Pourquoi le mariage de deux musulmans a-t-il été suspendu à Nice ?
Le Monde.fr
Le parquet de Nice, saisi par la municipalité, a suspendu par décision de justice la célébration d’un mariage civil qui devait se tenir lundi 23 mars entre une femme de 21 ans et un homme de 27 ans, tous deux de confession musulmane. Le maire UMP de la ville des Alpes-Maritimes, Christian Estrosi, dit avoir eu un « doute légitime sur la sincérité de l’union à célébrer ».
Quels motifs une mairie peut-elle invoquer pour demander la suspension d’une union ?
Les maires de France ont la possibilité de surseoir à une union dans certains cas. En l’occurrence, la mairie s’appuie sur l’article 175-2 du code civil. Selon ce texte :« Lorsqu’il existe des indices sérieux laissant présumer (…) que le mariage envisagé est susceptible d’être annulé (…), l’officier de l’état civil peut saisir sans délai le procureur de la République.

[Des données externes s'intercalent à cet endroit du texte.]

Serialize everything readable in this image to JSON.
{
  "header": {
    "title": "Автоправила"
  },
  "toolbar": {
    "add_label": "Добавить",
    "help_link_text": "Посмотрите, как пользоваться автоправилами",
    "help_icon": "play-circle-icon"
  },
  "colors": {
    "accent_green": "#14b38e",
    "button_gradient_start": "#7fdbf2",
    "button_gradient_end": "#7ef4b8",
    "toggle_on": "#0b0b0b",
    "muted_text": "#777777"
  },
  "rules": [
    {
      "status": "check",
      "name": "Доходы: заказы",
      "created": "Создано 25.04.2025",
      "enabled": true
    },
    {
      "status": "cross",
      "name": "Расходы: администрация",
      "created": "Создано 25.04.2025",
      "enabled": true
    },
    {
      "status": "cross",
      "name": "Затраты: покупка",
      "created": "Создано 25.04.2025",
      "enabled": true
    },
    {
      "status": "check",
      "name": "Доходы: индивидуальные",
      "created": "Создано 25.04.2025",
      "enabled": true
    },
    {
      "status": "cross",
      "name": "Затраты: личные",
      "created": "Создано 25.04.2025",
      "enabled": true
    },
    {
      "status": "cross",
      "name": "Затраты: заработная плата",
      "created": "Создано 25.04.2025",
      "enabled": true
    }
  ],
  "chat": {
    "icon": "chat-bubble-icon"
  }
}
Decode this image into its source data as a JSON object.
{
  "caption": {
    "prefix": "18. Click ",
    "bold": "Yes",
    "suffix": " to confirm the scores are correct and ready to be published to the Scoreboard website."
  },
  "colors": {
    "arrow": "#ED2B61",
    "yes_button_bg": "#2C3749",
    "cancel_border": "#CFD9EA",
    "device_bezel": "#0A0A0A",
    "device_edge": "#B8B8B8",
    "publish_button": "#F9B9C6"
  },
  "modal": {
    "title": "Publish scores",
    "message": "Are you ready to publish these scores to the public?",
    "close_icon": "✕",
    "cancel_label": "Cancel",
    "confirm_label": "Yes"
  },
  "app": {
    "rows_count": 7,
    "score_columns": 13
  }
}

Il en informe les intéressés ».
Me Laurence Mayer, spécialiste en droit des familles, détaille :
« Selon cet article, une suspension peut-être prononcée lorsque le mariage est susceptible d’être annulé en raison d’un manque de consentement de l’une des deux parties. Mais il peutégalement être utilisé lorsque la sincérité du mariage est mise en doute, par exemple lorsqu’il y a un soupçon de faux mariage, ou de mariage blanc ».
A Nice, Christian Estrosi a saisi le parquet pour l’informer de sa volonté de suspendre l’union émettant des « doutes sur la sincérité », sans toutefois évoquer la question du consentement.
Lundi, le procureur a répondu favorablement à la demande de l’édile, en mettant le mariage en sursis et en procédant à une enquête. Cette investigation doit en somme permettre de vérifier la « réelle intention matrimoniale » des futurs époux,« c’est-à-dire leur volonté de vivre en couple, de fonder un foyer… etc », précise Me Mayer.
Lire : La mairie de Nice s’est opposée au mariage civil d’un couple musulman
Quels « indices » mettent en doute cette union selon la mairie ?
Le « doute sur la sincérité » de l’union a été mis en avant pour l’invocation de cet article 175-2. Christian Estrosi évoque des soupçons de radicalisme pour motiver cette suspension. L’adjoint de territoire délégué à l’Etat civil, Auguste Vérola, détaillait mardi sur France Bleu : « Il y avait des soupçons de djihadisme. On pense que l’un ou l’autre des époux souhaite partir faire le djihad à l’étranger, en Syrie ou ailleurs ».
La mairie de Nice met en avant deux éléments :
- Le jeune homme avait été condamné le 21 janvier 2015 par le tribunal correctionnel de Nice à six mois de prison avec sursis pour l’agression d’un boulanger qu’il accusait de pas être un « bon musulman », ce dernier vendant du porc dans son commerce. Il avait agi avec deux autres hommes et faisait l’objet d’une fiche d’individu à surveiller à la Direction générale de la sécurité intérieure, susceptible d’être candidat au djihad.
- La cellule locale « de lutte, d’écoute et d’action contre les dérives fondamentalistes », mise en place par la ville en octobre 2014, avait, ces derniers mois, constaté que la jeune femme était « impliquée dans un phénomène de radicalisation ».
Toutefois, de tels arguments n’avaient jamais été utilisés pour un sursis, dont les contours d’application restent relativement flous. Selon Me Laurence Mayer, avocate spécialisée, « les faits justifient ce sursis, il faut vérifier que l’institution matrimoniale ne soit pas détournée à d’autres fins que l’union. Le procureur, qui aurait pu s’y opposer, a lui-même accepté le sursis».
Quelle est la suite de la procédure ?
D’après l‘article 175-2, « la durée du sursis décidé par le procureur de la République ne peut excéder un mois renouvelable une fois par décision spécialement motivée », l’enquête de la justice devra donc être menée dans ces délais. Le couple peut contester ce sursis devant le tribunal de grande instance. A l’issue de l’investigation, le procureur doit faire savoir s’il s’oppose ou non à la célébration du mariage.